Twenty-five years and 1,042 victories since he coached his first NBA game, the Timberwolves' Rick Adelman is expected to walk away from the sidelines after Wednesday's regular-season finale into retirement and toward a place in the Basketball Hall of Fame.
When he does, he will do so with almost no fanfare, without even the public presentation of a single rocking chair to wish him well.
He could quite simply — given his silence about the matter in this season's final weeks — just walk off into the mist.
"You know what? That's him," said Timberwolves guard Kevin Martin, who has played for Adelman in Sacramento, Houston and Minnesota. "That's how he has always been. It has worked for him. That's probably how he would want it."
A family man who often says little unless he is giving an honest answer to a question, Adelman clearly has been careful not to address his future in these days and weeks leading to Wednesday's regular-season finale against Utah at Target Center.
"You're right," Adelman said before Monday night's 130-120 loss at Golden State. "One more day."

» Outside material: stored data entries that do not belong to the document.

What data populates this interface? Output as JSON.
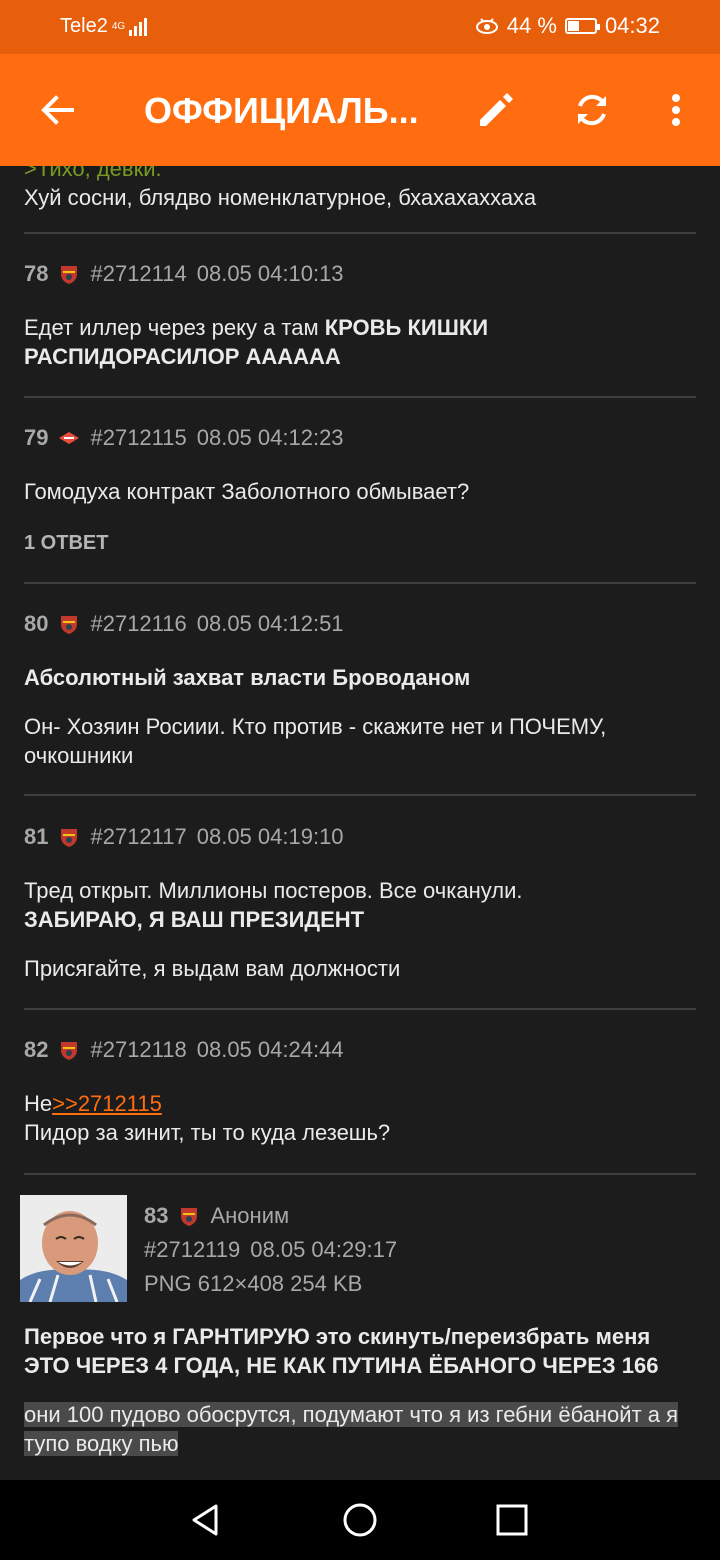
{
  "status": {
    "carrier": "Tele2",
    "network": "4G",
    "battery_pct_text": "44 %",
    "battery_level": 0.44,
    "time": "04:32"
  },
  "toolbar": {
    "title": "ОФФИЦИАЛЬ...",
    "icons": [
      "back-arrow-icon",
      "pencil-icon",
      "refresh-icon",
      "more-vert-icon"
    ]
  },
  "partial": {
    "greentext": ">Тихо, девки.",
    "text": "Хуй сосни, блядво номенклатурное, бхахахаххаха"
  },
  "posts": [
    {
      "num": "78",
      "id": "#2712114",
      "date": "08.05 04:10:13",
      "text_plain": "Едет иллер через реку а там ",
      "text_bold": "КРОВЬ КИШКИ РАСПИДОРАСИЛОР АААААА"
    },
    {
      "num": "79",
      "id": "#2712115",
      "date": "08.05 04:12:23",
      "text": "Гомодуха контракт Заболотного обмывает?",
      "replies": "1 ОТВЕТ"
    },
    {
      "num": "80",
      "id": "#2712116",
      "date": "08.05 04:12:51",
      "bold": "Абсолютный захват власти Броводаном",
      "text": "Он- Хозяин Росиии. Кто против - скажите нет и ПОЧЕМУ, очкошники"
    },
    {
      "num": "81",
      "id": "#2712117",
      "date": "08.05 04:19:10",
      "text_plain": "Тред открыт. Миллионы постеров. Все очканули.",
      "text_bold": "ЗАБИРАЮ, Я ВАШ ПРЕЗИДЕНТ",
      "text2": "Присягайте, я выдам вам должности"
    },
    {
      "num": "82",
      "id": "#2712118",
      "date": "08.05 04:24:44",
      "prefix": "Не",
      "link": ">>2712115",
      "text": "Пидор за зинит, ты то куда лезешь?"
    },
    {
      "num": "83",
      "name": "Аноним",
      "id": "#2712119",
      "date": "08.05 04:29:17",
      "file": "PNG 612×408 254 KB",
      "bold": "Первое что я ГАРНТИРУЮ это скинуть/переизбрать меня ЭТО ЧЕРЕЗ 4 ГОДА, НЕ КАК ПУТИНА ЁБАНОГО ЧЕРЕЗ 166",
      "highlight": "они 100 пудово обосрутся, подумают что я из гебни ёбанойт а я тупо водку пью"
    }
  ],
  "colors": {
    "toolbar": "#ff6d10",
    "statusbar": "#e85f0b",
    "background": "#1c1c1c",
    "link": "#ff6d10",
    "greentext": "#789922"
  }
}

Adelman is 67 and he is completing the third of three playoff-less seasons with the Wolves during which his wife, Mary Kay, has been treated for seizures. One season remains on the four-year contract Adelman signed in September 2011, but either he or the Wolves can choose to end it within a two-week window after Wednesday's game.
"It's a tossup right now," Wolves star Kevin Love said when asked about Adelman's future, "and everybody is feeling this could be it for him."